The glow tape gives the versatility to change to whatever color without having to change lures.

The tape retains natural light so the fish can see the bait better.

Newer spoons are touting super glow performance. In 47-degree water, tests have shown the spoons continued to glow brightly for up to three hours, some even longer.

Trolling speed is about 3 mph.

"We always pretty much go by down speed," said Stein. "Down speed" refers to the speed of the spoon at the depth which it is running.

"We use our temperature probes off our downriggers. Also speed indicators, so if we run a spoon down 50 feet, our spoon speed might be different because of different underwater currents. We actually go by the speed of the underwater currents where the spoons are running."

Salmon fishing in Michigan and Ontario turns on once the summer months are here. Remember that finding the fish depends on finding the fish's preference in water temperature.

As Stein said, "temperature breaks are like structure. The fish will congregate around changes in temperature."

Stock a good selection of baits in the boat, especially spoons.

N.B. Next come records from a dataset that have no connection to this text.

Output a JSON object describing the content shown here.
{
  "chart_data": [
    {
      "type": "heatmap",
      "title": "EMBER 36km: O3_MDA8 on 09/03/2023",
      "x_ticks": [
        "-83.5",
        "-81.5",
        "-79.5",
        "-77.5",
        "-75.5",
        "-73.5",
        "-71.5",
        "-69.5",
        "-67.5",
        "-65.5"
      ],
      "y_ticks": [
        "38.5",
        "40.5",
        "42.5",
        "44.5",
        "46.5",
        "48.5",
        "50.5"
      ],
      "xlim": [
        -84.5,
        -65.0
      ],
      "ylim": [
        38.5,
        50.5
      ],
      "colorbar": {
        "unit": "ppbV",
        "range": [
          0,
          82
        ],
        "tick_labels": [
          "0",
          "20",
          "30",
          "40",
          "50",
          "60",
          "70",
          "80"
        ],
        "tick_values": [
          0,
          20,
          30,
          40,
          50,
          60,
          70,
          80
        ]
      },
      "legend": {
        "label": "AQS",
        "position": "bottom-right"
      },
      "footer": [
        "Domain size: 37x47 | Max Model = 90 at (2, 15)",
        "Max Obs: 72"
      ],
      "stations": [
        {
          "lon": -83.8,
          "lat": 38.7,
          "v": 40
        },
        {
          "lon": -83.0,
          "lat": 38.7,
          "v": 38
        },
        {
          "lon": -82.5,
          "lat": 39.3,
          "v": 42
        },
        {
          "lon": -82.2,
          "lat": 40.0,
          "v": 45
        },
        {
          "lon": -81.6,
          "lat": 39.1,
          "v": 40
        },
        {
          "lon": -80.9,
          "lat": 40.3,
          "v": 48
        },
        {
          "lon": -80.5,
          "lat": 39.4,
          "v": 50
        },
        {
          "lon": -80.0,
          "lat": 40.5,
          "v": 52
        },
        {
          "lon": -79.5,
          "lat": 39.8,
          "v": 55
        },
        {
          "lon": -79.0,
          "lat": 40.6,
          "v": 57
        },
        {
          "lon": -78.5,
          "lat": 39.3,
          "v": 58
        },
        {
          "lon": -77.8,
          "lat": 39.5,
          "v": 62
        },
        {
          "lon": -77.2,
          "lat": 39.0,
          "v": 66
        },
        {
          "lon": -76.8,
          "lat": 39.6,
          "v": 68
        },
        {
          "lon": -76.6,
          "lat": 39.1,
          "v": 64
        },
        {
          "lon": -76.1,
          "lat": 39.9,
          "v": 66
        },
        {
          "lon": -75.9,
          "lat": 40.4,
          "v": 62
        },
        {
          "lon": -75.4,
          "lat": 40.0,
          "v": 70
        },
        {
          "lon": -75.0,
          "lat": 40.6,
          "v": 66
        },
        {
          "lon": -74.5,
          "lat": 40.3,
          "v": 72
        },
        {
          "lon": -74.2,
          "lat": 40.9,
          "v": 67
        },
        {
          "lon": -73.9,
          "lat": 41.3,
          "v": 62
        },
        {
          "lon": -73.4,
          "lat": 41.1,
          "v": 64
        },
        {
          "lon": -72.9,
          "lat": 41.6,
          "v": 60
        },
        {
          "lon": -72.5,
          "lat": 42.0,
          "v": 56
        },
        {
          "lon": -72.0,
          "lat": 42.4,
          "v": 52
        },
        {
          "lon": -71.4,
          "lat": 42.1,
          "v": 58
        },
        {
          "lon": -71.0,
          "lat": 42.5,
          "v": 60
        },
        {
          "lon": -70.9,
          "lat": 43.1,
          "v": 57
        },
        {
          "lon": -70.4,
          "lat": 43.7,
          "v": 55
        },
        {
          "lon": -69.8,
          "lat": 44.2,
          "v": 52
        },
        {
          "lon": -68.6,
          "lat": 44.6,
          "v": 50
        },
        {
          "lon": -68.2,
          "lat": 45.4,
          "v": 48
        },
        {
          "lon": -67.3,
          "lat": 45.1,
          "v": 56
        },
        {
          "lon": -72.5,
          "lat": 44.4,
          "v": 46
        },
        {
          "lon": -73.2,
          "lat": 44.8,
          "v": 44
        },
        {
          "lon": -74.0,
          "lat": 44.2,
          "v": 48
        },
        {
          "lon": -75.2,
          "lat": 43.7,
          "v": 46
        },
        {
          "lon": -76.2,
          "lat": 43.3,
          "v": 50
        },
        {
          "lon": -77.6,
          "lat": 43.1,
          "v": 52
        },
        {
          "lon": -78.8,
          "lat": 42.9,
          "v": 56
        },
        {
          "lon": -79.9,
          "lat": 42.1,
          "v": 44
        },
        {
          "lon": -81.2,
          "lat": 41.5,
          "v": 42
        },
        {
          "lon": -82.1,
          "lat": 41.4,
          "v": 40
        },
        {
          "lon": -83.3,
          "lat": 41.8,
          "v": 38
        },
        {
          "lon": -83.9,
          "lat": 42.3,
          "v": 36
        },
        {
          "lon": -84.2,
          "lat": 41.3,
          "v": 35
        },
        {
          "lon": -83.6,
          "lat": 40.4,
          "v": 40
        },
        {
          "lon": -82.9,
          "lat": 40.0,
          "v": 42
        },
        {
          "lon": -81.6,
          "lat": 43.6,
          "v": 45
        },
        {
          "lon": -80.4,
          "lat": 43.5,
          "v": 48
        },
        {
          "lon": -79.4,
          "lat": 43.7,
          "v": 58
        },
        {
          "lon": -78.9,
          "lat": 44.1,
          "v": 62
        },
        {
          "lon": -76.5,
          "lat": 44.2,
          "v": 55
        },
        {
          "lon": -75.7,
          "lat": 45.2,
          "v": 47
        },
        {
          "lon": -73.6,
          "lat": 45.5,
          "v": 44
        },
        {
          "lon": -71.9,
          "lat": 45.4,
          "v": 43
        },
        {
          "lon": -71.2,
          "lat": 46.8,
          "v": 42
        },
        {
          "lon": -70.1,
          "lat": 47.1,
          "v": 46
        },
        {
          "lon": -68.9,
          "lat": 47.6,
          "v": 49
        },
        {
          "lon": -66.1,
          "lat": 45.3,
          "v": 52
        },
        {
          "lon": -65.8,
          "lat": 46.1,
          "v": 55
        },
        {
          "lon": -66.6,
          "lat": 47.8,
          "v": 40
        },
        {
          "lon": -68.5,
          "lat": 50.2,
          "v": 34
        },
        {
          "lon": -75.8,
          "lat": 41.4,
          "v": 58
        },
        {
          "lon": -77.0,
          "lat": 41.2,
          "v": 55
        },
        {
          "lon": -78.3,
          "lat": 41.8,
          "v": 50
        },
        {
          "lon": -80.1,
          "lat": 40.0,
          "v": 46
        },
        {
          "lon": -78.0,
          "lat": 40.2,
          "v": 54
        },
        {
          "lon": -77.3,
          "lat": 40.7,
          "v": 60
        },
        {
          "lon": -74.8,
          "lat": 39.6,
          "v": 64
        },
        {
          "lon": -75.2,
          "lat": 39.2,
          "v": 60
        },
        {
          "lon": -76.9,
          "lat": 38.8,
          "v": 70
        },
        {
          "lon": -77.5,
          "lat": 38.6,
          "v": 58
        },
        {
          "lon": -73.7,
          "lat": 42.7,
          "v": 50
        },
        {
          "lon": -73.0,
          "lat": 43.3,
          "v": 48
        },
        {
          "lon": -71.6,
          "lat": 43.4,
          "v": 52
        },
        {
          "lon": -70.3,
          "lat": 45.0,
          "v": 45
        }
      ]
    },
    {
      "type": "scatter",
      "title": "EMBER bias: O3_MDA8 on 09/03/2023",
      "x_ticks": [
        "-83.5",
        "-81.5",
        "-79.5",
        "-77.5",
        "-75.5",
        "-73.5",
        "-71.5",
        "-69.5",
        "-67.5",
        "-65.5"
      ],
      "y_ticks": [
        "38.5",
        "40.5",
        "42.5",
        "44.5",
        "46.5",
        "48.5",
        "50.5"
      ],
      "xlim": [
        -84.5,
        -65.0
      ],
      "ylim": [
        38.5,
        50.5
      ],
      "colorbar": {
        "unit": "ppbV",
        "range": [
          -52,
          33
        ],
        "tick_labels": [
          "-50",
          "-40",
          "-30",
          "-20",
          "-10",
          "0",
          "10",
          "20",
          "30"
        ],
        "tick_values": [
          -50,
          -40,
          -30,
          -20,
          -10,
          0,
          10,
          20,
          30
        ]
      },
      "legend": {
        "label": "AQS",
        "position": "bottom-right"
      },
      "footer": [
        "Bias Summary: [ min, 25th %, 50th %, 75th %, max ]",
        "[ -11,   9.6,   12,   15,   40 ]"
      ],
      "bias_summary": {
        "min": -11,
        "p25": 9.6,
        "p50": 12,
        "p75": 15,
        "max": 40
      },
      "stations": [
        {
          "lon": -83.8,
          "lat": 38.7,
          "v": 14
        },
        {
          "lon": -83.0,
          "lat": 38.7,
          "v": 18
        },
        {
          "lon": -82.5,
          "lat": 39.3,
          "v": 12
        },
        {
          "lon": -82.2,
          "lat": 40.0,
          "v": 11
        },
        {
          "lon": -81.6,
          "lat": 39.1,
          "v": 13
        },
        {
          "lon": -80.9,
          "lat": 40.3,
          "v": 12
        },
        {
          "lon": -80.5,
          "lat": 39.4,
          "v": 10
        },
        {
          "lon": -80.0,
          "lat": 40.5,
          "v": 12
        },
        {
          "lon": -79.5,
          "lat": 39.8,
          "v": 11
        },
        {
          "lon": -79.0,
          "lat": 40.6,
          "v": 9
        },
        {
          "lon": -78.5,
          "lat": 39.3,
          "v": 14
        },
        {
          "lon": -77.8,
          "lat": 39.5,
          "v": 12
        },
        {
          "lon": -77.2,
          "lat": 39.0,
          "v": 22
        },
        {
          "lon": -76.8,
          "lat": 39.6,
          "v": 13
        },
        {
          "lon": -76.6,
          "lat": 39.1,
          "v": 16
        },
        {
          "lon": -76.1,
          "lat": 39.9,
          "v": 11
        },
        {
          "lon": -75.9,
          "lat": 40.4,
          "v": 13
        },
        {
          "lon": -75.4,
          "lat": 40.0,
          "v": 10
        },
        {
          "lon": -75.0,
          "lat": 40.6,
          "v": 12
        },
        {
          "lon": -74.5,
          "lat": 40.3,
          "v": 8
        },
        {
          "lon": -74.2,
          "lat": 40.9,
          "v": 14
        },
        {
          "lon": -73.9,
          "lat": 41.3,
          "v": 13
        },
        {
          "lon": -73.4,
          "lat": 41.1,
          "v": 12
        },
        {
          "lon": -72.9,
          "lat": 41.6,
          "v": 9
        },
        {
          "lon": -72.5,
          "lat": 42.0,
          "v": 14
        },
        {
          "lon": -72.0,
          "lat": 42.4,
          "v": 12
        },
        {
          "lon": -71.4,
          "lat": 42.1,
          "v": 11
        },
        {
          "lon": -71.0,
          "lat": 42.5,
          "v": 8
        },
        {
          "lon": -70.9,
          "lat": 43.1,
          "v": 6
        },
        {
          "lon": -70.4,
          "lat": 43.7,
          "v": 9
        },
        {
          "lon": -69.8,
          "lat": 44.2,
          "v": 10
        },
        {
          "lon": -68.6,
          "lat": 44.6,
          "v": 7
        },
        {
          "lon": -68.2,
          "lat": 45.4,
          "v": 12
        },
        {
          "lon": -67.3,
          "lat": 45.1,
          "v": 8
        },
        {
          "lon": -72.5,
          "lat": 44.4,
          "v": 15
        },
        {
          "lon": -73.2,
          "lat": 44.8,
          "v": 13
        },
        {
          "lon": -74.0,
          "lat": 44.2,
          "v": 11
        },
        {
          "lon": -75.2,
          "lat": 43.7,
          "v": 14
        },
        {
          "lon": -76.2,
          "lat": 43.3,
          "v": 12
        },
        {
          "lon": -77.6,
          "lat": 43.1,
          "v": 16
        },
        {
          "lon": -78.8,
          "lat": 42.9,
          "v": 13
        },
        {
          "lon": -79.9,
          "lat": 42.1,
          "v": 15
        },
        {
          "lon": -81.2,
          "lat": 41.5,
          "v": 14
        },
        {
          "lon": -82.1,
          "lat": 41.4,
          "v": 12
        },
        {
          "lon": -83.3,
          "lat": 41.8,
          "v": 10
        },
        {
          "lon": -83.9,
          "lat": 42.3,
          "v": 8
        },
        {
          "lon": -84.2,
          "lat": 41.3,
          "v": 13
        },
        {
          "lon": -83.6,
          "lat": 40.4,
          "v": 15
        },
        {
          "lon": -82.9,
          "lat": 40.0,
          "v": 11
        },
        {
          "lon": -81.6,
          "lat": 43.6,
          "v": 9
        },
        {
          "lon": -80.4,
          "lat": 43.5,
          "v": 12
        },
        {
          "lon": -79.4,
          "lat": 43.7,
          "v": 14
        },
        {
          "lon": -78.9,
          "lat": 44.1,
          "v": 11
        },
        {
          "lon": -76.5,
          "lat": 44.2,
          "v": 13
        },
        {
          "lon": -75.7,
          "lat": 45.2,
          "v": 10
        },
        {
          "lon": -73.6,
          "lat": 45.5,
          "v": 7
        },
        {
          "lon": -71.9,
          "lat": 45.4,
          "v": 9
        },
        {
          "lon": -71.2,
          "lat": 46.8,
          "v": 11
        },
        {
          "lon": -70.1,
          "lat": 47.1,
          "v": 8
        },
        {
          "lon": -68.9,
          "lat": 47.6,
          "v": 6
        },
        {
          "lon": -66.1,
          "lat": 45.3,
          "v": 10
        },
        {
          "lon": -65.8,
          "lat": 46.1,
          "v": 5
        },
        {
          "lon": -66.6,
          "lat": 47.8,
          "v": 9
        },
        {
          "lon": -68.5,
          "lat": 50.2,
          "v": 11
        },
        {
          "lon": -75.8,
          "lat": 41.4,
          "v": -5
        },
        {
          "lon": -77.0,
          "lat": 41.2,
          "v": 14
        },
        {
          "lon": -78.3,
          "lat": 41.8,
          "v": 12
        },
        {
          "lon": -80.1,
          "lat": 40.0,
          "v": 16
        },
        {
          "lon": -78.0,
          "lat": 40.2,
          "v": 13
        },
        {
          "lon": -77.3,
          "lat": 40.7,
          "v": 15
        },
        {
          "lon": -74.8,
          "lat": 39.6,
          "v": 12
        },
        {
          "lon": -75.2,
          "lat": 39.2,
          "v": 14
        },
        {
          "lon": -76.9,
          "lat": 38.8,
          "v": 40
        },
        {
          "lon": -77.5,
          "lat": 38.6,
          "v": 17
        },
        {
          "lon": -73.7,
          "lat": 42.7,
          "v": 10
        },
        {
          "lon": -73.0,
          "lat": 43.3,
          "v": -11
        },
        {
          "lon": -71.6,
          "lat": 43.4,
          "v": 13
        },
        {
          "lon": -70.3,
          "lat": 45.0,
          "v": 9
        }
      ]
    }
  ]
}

"I have a huge assortment of tape. Probably in my boat alone I have well over 1,500 spoons, 20 trolling rods, and probably one big box of different variations of tape."

He and his parties fish from a twin-screwed 28-foot Baja.Stock up on spoons, glow tape, and flies.

Make sure the downriggers are working correctly because the salmon fishing is going to get hot just like the weather.

Pack the sunscreen and the polarized sunglasses and have fun catching summer salmon on Lakes Michigan and Ontario.